January 7, 2002 -- Metro Gnome

I NEVER met Buddy, but I felt his pain.

While the entire nation mourns the former first dog who was killed in a traffic accident last week at the prime ball-chasing age of 41/2, I could not escape a deeper, lingering sadness about the fate of Bill Clinton's long-suffering best friend.

Yes, Buddy suffered much in his brief time on this planet. Certainly, Bill Clinton loved his dog - but no presidential pooch (with the possible exception of Abe Lincoln's Fido, who was murdered) was more put-upon than Buddy.

He scampered onto the national scene in 1997, but those peaceful dog days ended abruptly during the Lewinsky scandal in 1998, when Buddy became forever trapped in the whirlpool of Bill Clinton's emotional abyss.

Washington is certainly a dog-eat-dog town - and while political enemies chewed up Bill Clinton, they also took a bite out of Buddy. The more isolated and stressed Clinton became, the more Buddy felt it.

"Dogs are emotional sponges," the late, great ASPCA Director Roger Caras told me at the time. "Their behavior reflects the pressures they feel around them."

Worse, Caras said, dogs just assume that they are the cause of their owner's stress. The problem gets compounded because the owner is less likely to throw a ball around - a common show of affection - when he's being impeached.

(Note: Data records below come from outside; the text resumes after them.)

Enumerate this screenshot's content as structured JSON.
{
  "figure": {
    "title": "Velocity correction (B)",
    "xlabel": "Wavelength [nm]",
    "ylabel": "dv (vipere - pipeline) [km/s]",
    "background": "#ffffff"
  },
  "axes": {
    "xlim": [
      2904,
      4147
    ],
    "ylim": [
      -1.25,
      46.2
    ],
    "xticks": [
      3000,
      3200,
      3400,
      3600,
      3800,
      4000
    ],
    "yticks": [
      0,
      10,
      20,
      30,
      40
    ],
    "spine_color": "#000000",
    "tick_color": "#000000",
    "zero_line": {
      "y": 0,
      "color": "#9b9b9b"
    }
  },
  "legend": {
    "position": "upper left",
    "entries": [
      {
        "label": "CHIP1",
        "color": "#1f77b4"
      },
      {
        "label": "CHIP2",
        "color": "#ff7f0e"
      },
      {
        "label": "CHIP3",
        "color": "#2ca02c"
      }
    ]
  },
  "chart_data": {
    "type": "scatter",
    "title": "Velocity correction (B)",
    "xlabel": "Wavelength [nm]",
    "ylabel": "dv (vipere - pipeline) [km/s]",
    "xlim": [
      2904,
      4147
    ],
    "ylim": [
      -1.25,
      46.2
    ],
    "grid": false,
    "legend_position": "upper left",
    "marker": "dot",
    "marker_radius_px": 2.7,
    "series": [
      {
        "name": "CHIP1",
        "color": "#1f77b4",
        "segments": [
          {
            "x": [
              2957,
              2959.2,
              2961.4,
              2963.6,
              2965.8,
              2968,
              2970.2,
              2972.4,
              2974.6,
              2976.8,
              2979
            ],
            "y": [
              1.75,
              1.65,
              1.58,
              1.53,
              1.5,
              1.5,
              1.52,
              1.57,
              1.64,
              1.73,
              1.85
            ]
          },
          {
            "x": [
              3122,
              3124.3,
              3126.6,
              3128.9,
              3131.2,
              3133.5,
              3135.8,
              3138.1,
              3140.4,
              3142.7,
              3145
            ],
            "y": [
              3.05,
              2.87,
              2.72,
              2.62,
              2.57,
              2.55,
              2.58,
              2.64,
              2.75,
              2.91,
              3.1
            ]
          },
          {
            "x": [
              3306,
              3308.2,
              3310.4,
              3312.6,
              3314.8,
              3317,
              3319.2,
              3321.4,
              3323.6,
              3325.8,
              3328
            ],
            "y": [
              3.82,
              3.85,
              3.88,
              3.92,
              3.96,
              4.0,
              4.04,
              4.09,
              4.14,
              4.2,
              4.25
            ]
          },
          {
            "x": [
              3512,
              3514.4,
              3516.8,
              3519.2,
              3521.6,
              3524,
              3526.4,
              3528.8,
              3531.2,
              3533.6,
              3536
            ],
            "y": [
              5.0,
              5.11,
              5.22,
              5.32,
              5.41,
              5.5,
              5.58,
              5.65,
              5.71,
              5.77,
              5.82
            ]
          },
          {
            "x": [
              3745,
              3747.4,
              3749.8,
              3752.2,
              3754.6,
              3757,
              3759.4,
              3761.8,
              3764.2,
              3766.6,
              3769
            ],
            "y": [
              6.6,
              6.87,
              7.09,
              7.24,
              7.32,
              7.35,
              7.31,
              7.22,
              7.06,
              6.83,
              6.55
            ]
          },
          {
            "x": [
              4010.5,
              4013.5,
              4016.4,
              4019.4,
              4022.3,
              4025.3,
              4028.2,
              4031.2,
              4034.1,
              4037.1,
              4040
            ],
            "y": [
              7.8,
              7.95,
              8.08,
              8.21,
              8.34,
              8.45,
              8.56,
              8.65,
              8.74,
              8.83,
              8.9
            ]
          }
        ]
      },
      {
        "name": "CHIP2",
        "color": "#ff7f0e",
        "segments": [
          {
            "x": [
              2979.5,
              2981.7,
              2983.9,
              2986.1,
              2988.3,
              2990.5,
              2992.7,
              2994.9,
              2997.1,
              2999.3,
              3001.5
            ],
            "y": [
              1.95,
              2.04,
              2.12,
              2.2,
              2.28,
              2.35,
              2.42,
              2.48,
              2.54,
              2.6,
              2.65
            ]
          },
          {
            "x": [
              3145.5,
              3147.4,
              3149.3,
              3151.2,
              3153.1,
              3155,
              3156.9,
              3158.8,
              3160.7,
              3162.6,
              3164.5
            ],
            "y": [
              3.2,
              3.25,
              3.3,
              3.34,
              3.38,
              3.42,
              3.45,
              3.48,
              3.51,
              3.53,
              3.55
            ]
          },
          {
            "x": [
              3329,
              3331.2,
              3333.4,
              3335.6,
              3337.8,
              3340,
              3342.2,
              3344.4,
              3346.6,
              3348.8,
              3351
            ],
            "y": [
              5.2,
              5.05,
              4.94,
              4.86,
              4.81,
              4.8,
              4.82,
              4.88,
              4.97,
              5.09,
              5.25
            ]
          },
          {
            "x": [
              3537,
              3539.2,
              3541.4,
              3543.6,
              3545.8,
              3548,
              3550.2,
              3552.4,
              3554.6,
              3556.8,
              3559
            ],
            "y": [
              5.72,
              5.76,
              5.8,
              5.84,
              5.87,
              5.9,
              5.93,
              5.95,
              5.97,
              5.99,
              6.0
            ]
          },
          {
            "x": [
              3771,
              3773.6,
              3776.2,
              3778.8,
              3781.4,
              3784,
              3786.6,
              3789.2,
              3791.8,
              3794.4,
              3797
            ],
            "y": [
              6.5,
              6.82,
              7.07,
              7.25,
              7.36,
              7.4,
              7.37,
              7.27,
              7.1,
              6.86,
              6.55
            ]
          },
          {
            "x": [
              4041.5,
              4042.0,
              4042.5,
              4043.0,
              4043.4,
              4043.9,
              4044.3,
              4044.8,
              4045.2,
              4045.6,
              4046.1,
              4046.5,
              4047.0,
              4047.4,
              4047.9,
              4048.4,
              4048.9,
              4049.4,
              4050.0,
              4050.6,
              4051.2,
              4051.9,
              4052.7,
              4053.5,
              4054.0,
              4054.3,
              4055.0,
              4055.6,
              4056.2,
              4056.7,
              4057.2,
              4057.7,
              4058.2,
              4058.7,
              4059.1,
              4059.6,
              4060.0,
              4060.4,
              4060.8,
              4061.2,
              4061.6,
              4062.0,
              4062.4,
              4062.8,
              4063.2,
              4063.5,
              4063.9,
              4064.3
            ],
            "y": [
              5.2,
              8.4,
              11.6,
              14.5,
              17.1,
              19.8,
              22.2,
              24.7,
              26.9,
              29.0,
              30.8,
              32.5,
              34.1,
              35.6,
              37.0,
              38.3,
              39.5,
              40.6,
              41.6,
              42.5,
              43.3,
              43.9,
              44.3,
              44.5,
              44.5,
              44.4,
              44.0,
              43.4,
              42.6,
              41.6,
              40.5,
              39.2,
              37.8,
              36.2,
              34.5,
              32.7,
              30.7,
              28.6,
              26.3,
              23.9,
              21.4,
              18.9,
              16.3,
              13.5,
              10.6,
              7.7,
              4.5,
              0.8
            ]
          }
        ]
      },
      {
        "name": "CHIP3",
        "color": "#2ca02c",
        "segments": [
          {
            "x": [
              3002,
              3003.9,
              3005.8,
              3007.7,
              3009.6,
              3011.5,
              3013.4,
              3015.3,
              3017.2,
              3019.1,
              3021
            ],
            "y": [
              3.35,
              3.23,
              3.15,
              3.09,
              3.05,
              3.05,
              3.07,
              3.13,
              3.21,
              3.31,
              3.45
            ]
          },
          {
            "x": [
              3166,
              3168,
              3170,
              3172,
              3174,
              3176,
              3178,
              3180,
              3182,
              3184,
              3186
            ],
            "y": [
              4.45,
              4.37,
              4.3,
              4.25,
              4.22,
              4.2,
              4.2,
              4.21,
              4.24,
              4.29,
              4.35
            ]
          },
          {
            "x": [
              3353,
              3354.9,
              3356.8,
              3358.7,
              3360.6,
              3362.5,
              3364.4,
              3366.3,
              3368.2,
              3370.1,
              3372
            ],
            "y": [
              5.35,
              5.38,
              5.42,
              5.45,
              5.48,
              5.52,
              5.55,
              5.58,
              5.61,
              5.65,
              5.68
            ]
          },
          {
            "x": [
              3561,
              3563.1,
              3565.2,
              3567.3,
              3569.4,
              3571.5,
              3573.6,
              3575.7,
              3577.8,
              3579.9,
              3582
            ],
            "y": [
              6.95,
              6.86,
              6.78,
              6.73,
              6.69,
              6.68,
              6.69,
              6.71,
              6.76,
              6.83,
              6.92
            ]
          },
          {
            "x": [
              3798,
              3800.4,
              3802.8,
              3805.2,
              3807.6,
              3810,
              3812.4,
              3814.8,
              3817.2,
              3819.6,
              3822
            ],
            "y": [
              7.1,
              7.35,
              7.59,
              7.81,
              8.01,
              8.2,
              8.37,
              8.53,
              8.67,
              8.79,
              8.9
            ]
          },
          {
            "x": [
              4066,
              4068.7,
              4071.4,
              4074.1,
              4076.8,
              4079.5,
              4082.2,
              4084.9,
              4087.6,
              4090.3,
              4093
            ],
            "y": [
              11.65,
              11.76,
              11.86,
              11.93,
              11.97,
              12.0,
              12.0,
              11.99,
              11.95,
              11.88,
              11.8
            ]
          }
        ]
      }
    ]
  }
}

No wonder Buddy was looking forward to retirement in the suburbs. But that's just when the pardon scandal erupted, locking its pincer-like jaws on the helpless dog. With Clinton feeling "adrift and isolated," as The New York Times put it, Buddy was again buried under the weight of the headlines he couldn't even read.

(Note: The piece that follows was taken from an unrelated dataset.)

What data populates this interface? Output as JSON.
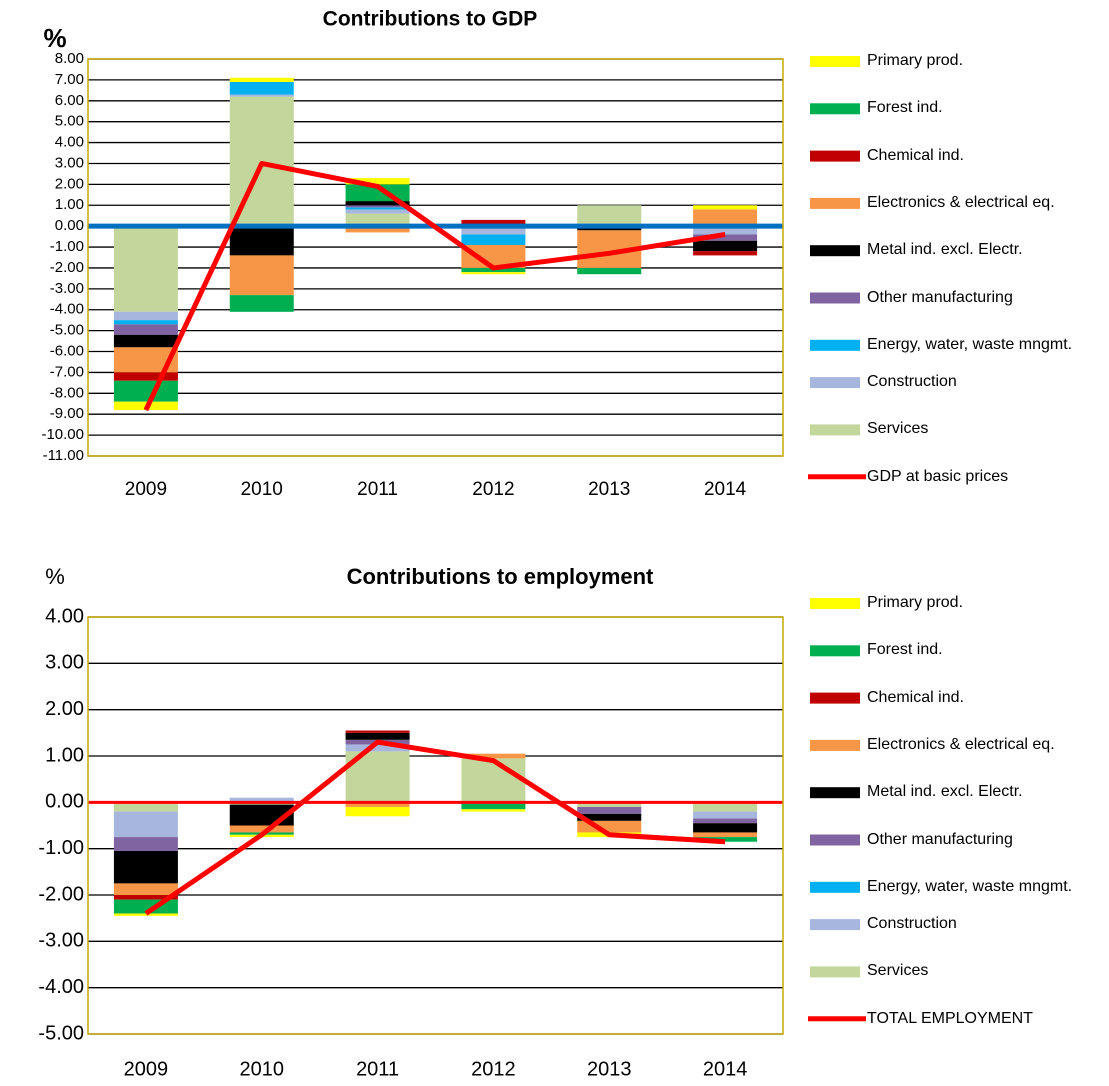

"Dogs are wired just like humans, so they get anxious and tense," Linda Goodloe, a certified animal behaviorist, said then. "Their sleep gets thrown off, and their appetites can diminish."

Bill could always work off that tension with a round of golf or a quiet cigar with an intern, but such tension actually eats away at a dog, causing "an inner conflict" and "psychosomatic disorders, such as ulcers or colitis," according to Richard Polsky, another certified animal behaviorist.

Only in recent days - as the events of Sept. 11 have overshadowed such things as (Oval) office romance or pardon-selling - did Buddy return to the frisky form that made him America's most beloved first dog. Suddenly, he and his master were the picture of normalcy, with Buddy energetically fetching his favorite tennis ball.

But with Bill and Hillary vacationing in Acapulco, Buddy was hit by an SUV near the Chappaqua home where he finally started living the dog's life he deserved.

The short, tragic life of Buddy Clinton was over. Rest in peace, boy. You've earned it.